Es la única vez que he sido invitado de honor de la convención (algunas personas lo han sido dos veces e incluso tres), pero eso no me molesta. He sido invitado de honor en muchas convenciones menores y tengo muchas placas y diplomas que ocupan casi todas las paredes y llenan los armarios de mi casa.

Mis catorce doctorados honorarios, que se enmohecen en un baúl, también tienen sus inconvenientes ya que me consideran un graduado de la facultad y, por tanto, destinatario legítimo de las cartas de petición de fondos. Esto me recuerda al hombre que se quejaba de que su mujer estaba todo el día pidiéndole dinero. Un amigo le preguntó:

—¿Qué hace con él?

—Nada –replicó el hombre—. No se lo doy.

Pero estoy divagando…

La Convención Mundial de Ciencia Ficción de Cleveland de 1955 hacía el número trece (para los supersticiosos). Fue casi la menos concurrida de todas. Sólo trescientas personas. Esto tenía sus ventajas. En los años anteriores, había estado en convenciones con miles de asistentes, lo que significa grandes hoteles, programas larguísimos, salones y salas de actividades atestados y multitud de desconocidos entre los cuales era imposible encontrar a amigos y compinches. Sencillamente, había demasiada confusión, caos y anarquía.

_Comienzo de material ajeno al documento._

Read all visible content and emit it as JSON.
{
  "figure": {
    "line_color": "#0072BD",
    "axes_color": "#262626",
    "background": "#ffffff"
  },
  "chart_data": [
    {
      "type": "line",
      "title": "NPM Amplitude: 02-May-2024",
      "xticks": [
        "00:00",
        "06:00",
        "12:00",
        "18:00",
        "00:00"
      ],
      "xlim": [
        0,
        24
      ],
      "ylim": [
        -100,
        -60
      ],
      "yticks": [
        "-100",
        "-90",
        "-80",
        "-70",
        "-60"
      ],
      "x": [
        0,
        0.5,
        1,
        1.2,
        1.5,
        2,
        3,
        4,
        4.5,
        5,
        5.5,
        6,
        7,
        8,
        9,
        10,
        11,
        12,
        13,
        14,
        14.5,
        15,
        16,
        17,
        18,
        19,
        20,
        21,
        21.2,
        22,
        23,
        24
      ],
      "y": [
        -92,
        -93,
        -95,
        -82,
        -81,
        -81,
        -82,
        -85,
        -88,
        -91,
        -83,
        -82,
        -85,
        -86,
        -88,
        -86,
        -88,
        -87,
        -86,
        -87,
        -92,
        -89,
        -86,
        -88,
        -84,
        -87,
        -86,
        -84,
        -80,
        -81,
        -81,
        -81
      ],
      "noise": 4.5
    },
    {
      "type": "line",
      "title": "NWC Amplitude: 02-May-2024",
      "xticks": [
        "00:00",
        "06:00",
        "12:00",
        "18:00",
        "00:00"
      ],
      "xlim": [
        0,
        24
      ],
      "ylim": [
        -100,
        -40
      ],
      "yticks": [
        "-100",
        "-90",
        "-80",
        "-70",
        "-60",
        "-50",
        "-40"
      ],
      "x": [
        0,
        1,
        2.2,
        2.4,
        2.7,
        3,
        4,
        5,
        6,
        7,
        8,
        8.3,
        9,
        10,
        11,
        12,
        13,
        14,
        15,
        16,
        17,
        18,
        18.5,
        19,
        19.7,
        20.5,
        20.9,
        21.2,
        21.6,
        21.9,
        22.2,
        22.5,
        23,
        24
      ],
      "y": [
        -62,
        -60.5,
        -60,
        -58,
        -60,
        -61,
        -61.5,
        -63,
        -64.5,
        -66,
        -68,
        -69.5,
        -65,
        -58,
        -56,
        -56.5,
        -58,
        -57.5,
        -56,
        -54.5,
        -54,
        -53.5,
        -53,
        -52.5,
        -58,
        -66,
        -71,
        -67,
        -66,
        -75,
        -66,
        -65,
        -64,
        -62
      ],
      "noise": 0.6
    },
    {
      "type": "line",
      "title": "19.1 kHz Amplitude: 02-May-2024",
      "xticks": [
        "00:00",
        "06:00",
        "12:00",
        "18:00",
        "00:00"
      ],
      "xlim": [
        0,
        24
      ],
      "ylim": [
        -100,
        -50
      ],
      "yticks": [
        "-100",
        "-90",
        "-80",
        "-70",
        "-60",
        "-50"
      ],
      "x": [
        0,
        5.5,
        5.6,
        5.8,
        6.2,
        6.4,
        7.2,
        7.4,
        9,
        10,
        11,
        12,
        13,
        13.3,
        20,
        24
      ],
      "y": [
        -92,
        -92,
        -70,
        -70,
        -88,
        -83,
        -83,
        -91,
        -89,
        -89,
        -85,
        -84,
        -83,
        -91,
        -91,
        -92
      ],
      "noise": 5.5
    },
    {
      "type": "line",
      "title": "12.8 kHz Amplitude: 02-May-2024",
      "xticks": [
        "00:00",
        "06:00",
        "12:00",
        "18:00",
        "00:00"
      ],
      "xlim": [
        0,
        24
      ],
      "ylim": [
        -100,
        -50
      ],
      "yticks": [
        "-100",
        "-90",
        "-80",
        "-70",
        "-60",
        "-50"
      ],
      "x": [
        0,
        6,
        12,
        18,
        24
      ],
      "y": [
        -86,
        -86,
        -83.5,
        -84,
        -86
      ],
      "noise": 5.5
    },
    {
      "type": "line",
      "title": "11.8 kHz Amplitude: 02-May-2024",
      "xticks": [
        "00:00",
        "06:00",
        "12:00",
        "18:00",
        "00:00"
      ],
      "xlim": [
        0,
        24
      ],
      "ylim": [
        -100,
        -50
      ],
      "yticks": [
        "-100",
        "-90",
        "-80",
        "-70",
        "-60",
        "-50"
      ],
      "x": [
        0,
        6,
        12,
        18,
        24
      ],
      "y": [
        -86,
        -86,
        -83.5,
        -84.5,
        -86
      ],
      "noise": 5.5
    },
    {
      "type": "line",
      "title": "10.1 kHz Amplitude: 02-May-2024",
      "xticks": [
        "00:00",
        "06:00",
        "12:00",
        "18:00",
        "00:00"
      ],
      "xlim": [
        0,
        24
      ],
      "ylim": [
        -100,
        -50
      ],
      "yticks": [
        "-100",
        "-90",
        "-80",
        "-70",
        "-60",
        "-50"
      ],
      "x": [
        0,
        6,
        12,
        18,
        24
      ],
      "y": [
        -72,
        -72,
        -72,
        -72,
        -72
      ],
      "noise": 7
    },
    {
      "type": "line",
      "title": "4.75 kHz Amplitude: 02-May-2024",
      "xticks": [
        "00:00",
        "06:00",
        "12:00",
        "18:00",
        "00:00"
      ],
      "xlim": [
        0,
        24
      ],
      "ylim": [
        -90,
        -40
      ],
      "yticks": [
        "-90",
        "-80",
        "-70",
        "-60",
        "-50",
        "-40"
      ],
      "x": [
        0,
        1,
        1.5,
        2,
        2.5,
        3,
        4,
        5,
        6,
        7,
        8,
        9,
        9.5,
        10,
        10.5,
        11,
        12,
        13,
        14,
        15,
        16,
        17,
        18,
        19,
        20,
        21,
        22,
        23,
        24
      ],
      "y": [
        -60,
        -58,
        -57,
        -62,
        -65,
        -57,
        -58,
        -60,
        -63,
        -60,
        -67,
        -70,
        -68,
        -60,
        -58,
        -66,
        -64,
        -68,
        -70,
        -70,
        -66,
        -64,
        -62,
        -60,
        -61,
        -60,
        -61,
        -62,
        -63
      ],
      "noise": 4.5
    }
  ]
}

Cuando me piden que firme libros en una de estas enormes convenciones, la fila se extiende como una anaconda. Es muy halagador, pero uno se cansa de firmar libros después de hacerlo durante hora y media sin interrupción. Como soy un escritor prolífico, no es del todo inaudito que un lector ansioso aparezca con una maleta con dos docenas de libros para que los firme. E incluso cuando no es la hora oficial de firmar, los aficionados te paran en los salones para que lo hagas en programas y trozos de papel.

En parte es por mi culpa. A Arthur Clarke, por ejemplo, se le conoce porque sólo firma libros encuadernados en tapa dura. Pero no soy capaz de negárselo a quien está de pie frente a mí mirándome con cara “que parece” de devoción.

La asistencia de trescientas personas fue perfecta. No había confusión. Los escritores se encontraban fácilmente. La firma de libros era limitada. Durante años, la convención de 1955 fue recordada como la más acogedora de todas.